Usutu virus (USUV) is an emerging flavivirus that causes Usutu disease mainly in birds, but infection of mammals such as rodents, bats and horses has also been demonstrated. In addition, human cases (both in immunocompromised and -competent individuals) were also reported. Large outbreaks with other flaviviruses, such as West Nile virus and Zika virus, indicate that one should be vigilant for yet other outbreaks. To allow the identification of inhibitors of USUV replication, we established in vitro antiviral assays, which were validated using a small selection of known flavivirus inhibitors, including the broad-spectrum viral RNA polymerase inhibitor favipiravir (T-705). Next, an USUV infection model in AG129 (IFN-α/β and IFN-γ receptor knockout) mice was established. AG129 mice proved highly susceptible to USUV; an inoculum as low as 10² PFU (1.3 × 10⁵ TCID₅₀) resulted in the development of symptoms as early as 3 days post infection with viral RNA being detectable in various tissues.
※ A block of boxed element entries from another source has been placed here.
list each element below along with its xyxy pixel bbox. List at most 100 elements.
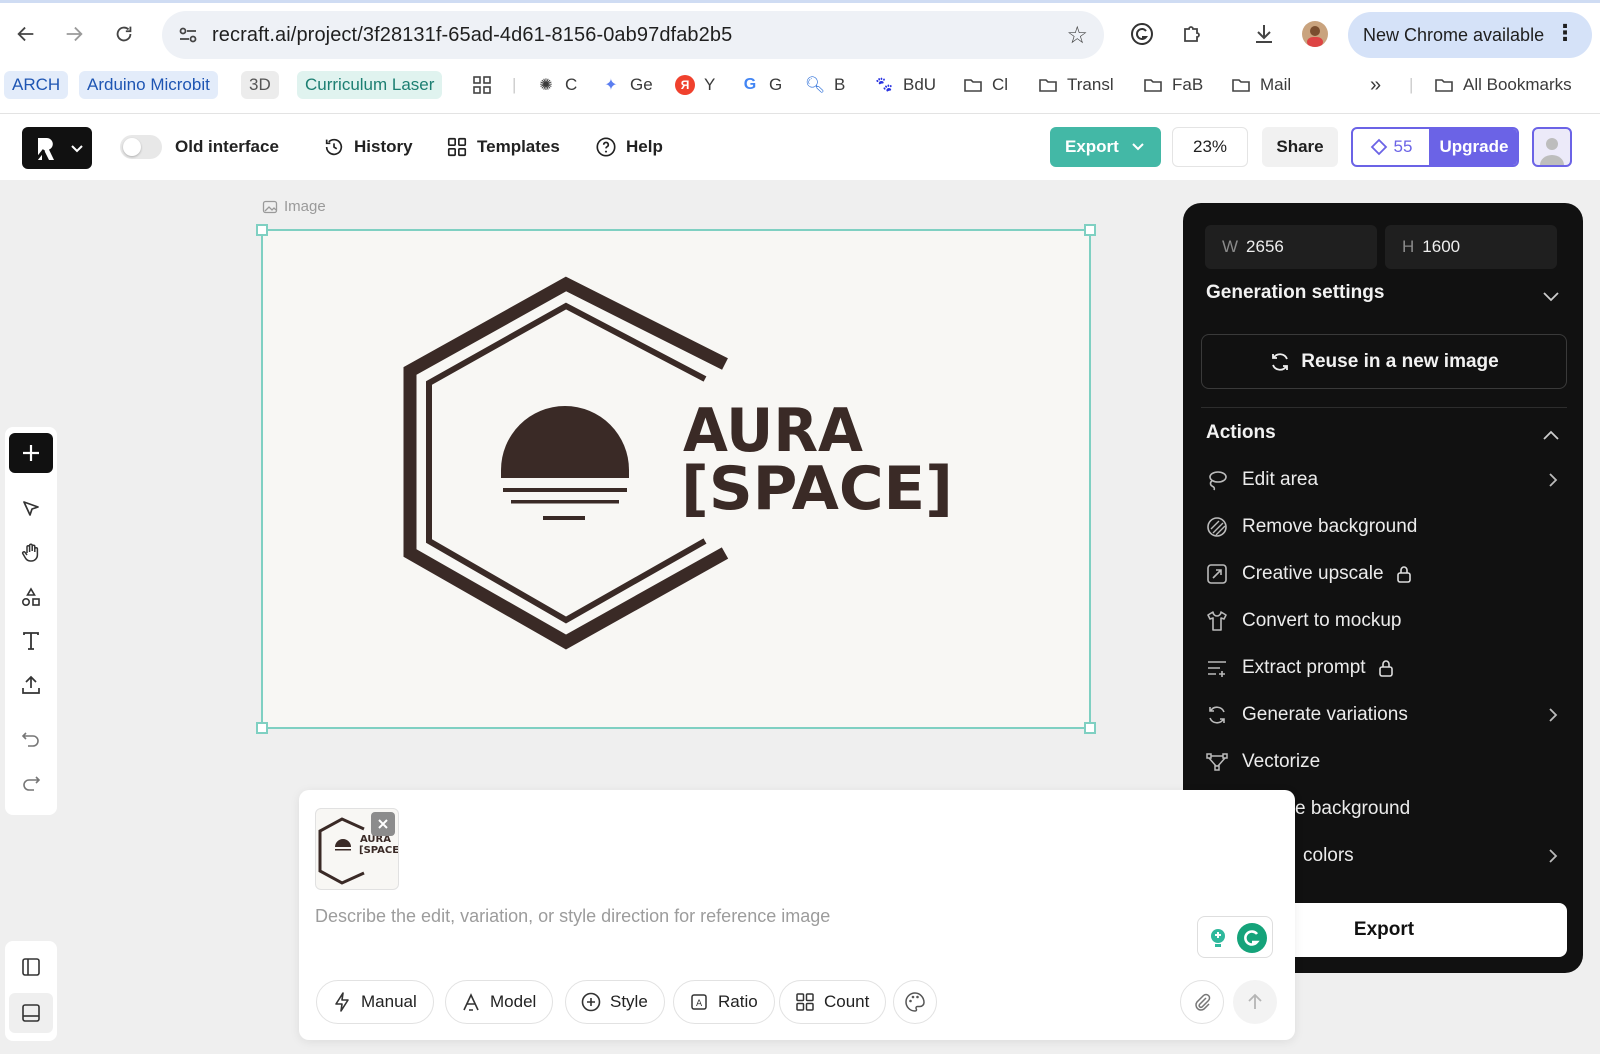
upload-tool[interactable] bbox=[9, 665, 53, 705]
paperclip-icon bbox=[1195, 993, 1211, 1011]
address-bar[interactable]: recraft.ai/project/3f28131f-65ad-4d61-81… bbox=[162, 11, 1104, 59]
select-tool[interactable] bbox=[9, 489, 53, 529]
action-creative-upscale[interactable]: Creative upscale bbox=[1205, 559, 1565, 589]
model-chip[interactable]: Model bbox=[445, 980, 554, 1024]
add-button[interactable] bbox=[9, 433, 53, 473]
count-chip[interactable]: Count bbox=[779, 980, 887, 1024]
color-palette-button[interactable] bbox=[893, 980, 937, 1024]
prompt-input[interactable] bbox=[315, 898, 1175, 934]
action-convert-to-mockup[interactable]: Convert to mockup bbox=[1205, 606, 1565, 636]
bookmark-folder-transl[interactable]: Transl bbox=[1038, 71, 1114, 99]
bookmark-label: ARCH bbox=[12, 75, 61, 94]
bookmark-bing[interactable]: 🔍︎ B bbox=[804, 71, 846, 99]
search-icon: 🔍︎ bbox=[804, 77, 826, 94]
undo-button[interactable] bbox=[9, 719, 53, 759]
bookmark-google[interactable]: GG bbox=[740, 71, 782, 99]
bookmark-arch[interactable]: ARCH bbox=[4, 71, 69, 99]
upload-icon bbox=[22, 675, 40, 694]
selected-image[interactable]: AURA [SPACE] bbox=[256, 224, 1096, 734]
action-vectorize[interactable]: Vectorize bbox=[1205, 747, 1565, 777]
bookmark-star-icon[interactable]: ☆ bbox=[1066, 21, 1088, 50]
resize-handle-bottom-left[interactable] bbox=[256, 722, 268, 734]
url-text[interactable]: recraft.ai/project/3f28131f-65ad-4d61-81… bbox=[212, 24, 732, 47]
resize-handle-bottom-right[interactable] bbox=[1084, 722, 1096, 734]
bookmark-curriculum-laser[interactable]: Curriculum Laser bbox=[297, 71, 443, 99]
chevron-down-icon[interactable] bbox=[1541, 286, 1561, 306]
new-chrome-available-button[interactable]: New Chrome available ⋮ bbox=[1348, 12, 1592, 58]
toggle-bottom-panel[interactable] bbox=[9, 993, 53, 1033]
user-avatar[interactable] bbox=[1532, 127, 1572, 167]
action-colors[interactable]: colors bbox=[1303, 841, 1565, 871]
bookmark-folder-fab[interactable]: FaB bbox=[1143, 71, 1203, 99]
height-label: H bbox=[1402, 237, 1415, 256]
reload-button[interactable] bbox=[110, 20, 138, 48]
action-edit-area[interactable]: Edit area bbox=[1205, 465, 1565, 495]
back-button[interactable] bbox=[12, 20, 40, 48]
width-value[interactable]: 2656 bbox=[1246, 237, 1284, 257]
reuse-in-new-image-button[interactable]: Reuse in a new image bbox=[1201, 334, 1567, 389]
mode-manual-chip[interactable]: Manual bbox=[316, 980, 434, 1024]
download-icon[interactable] bbox=[1251, 21, 1277, 47]
shapes-tool[interactable] bbox=[9, 577, 53, 617]
loading-bar bbox=[0, 0, 1600, 3]
height-field[interactable]: H 1600 bbox=[1385, 225, 1557, 269]
credits-value: 55 bbox=[1393, 137, 1413, 156]
app-toolbar: Old interface History Templates Help Exp… bbox=[0, 114, 1600, 180]
resize-handle-top-left[interactable] bbox=[256, 224, 268, 236]
chrome-menu-icon[interactable]: ⋮ bbox=[1554, 20, 1576, 46]
upgrade-button[interactable]: Upgrade bbox=[1429, 129, 1517, 165]
grammarly-widget[interactable] bbox=[1197, 916, 1273, 958]
bookmark-arduino-microbit[interactable]: Arduino Microbit bbox=[79, 71, 218, 99]
height-value[interactable]: 1600 bbox=[1422, 237, 1460, 257]
apps-grid-icon[interactable] bbox=[472, 71, 492, 99]
chevron-right-icon bbox=[1549, 849, 1558, 863]
generation-settings-header[interactable]: Generation settings bbox=[1206, 282, 1384, 304]
bookmark-baidu[interactable]: 🐾︎ BdU bbox=[874, 71, 936, 99]
action-change-background[interactable]: e background bbox=[1295, 794, 1600, 824]
credits-counter[interactable]: 55 bbox=[1353, 129, 1429, 165]
ratio-chip[interactable]: A Ratio bbox=[673, 980, 775, 1024]
site-settings-icon[interactable] bbox=[176, 23, 200, 47]
more-bookmarks-button[interactable]: » bbox=[1370, 71, 1381, 99]
old-interface-toggle[interactable] bbox=[120, 135, 162, 159]
bookmark-folder-cl[interactable]: Cl bbox=[963, 71, 1008, 99]
zoom-level[interactable]: 23% bbox=[1172, 127, 1248, 167]
remove-reference-button[interactable] bbox=[371, 812, 395, 836]
close-icon bbox=[378, 819, 388, 829]
text-tool[interactable] bbox=[9, 621, 53, 661]
all-bookmarks-button[interactable]: All Bookmarks bbox=[1434, 71, 1572, 99]
width-field[interactable]: W 2656 bbox=[1205, 225, 1377, 269]
templates-button[interactable]: Templates bbox=[446, 134, 560, 160]
submit-button[interactable] bbox=[1233, 980, 1277, 1024]
redo-button[interactable] bbox=[9, 763, 53, 803]
reuse-label: Reuse in a new image bbox=[1301, 350, 1499, 372]
action-generate-variations[interactable]: Generate variations bbox=[1205, 700, 1565, 730]
bookmark-gemini[interactable]: ✦ Ge bbox=[601, 71, 652, 99]
export-button[interactable]: Export bbox=[1050, 127, 1161, 167]
actions-header[interactable]: Actions bbox=[1206, 422, 1276, 444]
bookmark-yandex[interactable]: ЯY bbox=[675, 71, 715, 99]
action-remove-background[interactable]: Remove background bbox=[1205, 512, 1565, 542]
bookmark-label: Arduino Microbit bbox=[87, 75, 210, 94]
bookmark-chatgpt[interactable]: ✺ C bbox=[536, 71, 577, 99]
help-button[interactable]: Help bbox=[595, 134, 663, 160]
action-extract-prompt[interactable]: Extract prompt bbox=[1205, 653, 1565, 683]
share-button[interactable]: Share bbox=[1262, 127, 1338, 167]
forward-button[interactable] bbox=[60, 20, 88, 48]
workspace-menu-button[interactable] bbox=[22, 127, 92, 169]
profile-avatar[interactable] bbox=[1302, 21, 1328, 47]
chevron-down-icon[interactable] bbox=[1129, 137, 1147, 155]
grammarly-extension-icon[interactable] bbox=[1129, 21, 1155, 47]
resize-handle-top-right[interactable] bbox=[1084, 224, 1096, 236]
history-button[interactable]: History bbox=[323, 134, 413, 160]
hand-tool[interactable] bbox=[9, 533, 53, 573]
style-chip[interactable]: Style bbox=[565, 980, 665, 1024]
bookmark-folder-mail[interactable]: Mail bbox=[1231, 71, 1291, 99]
bookmarks-bar: ARCH Arduino Microbit 3D Curriculum Lase… bbox=[0, 68, 1600, 104]
help-circle-icon bbox=[596, 137, 616, 157]
attach-button[interactable] bbox=[1180, 980, 1224, 1024]
chevron-up-icon[interactable] bbox=[1541, 426, 1561, 446]
bookmark-3d[interactable]: 3D bbox=[241, 71, 279, 99]
extensions-puzzle-icon[interactable] bbox=[1179, 21, 1205, 47]
toggle-layers-panel[interactable] bbox=[9, 947, 53, 987]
Treatment of mice with favipiravir (150 mg/kg/dose, BID, oral gavage) significantly reduced viral load in blood and tissues and significantly delayed virus-induced disease. This USUV mouse model is thus amenable for assessing the potential in vivo efficacy of (novel) USUV/flavivirus inhibitors.

Keywords: AG129 mice; Antivirals; Emerging flavivirus; Mouse model; Usutu virus.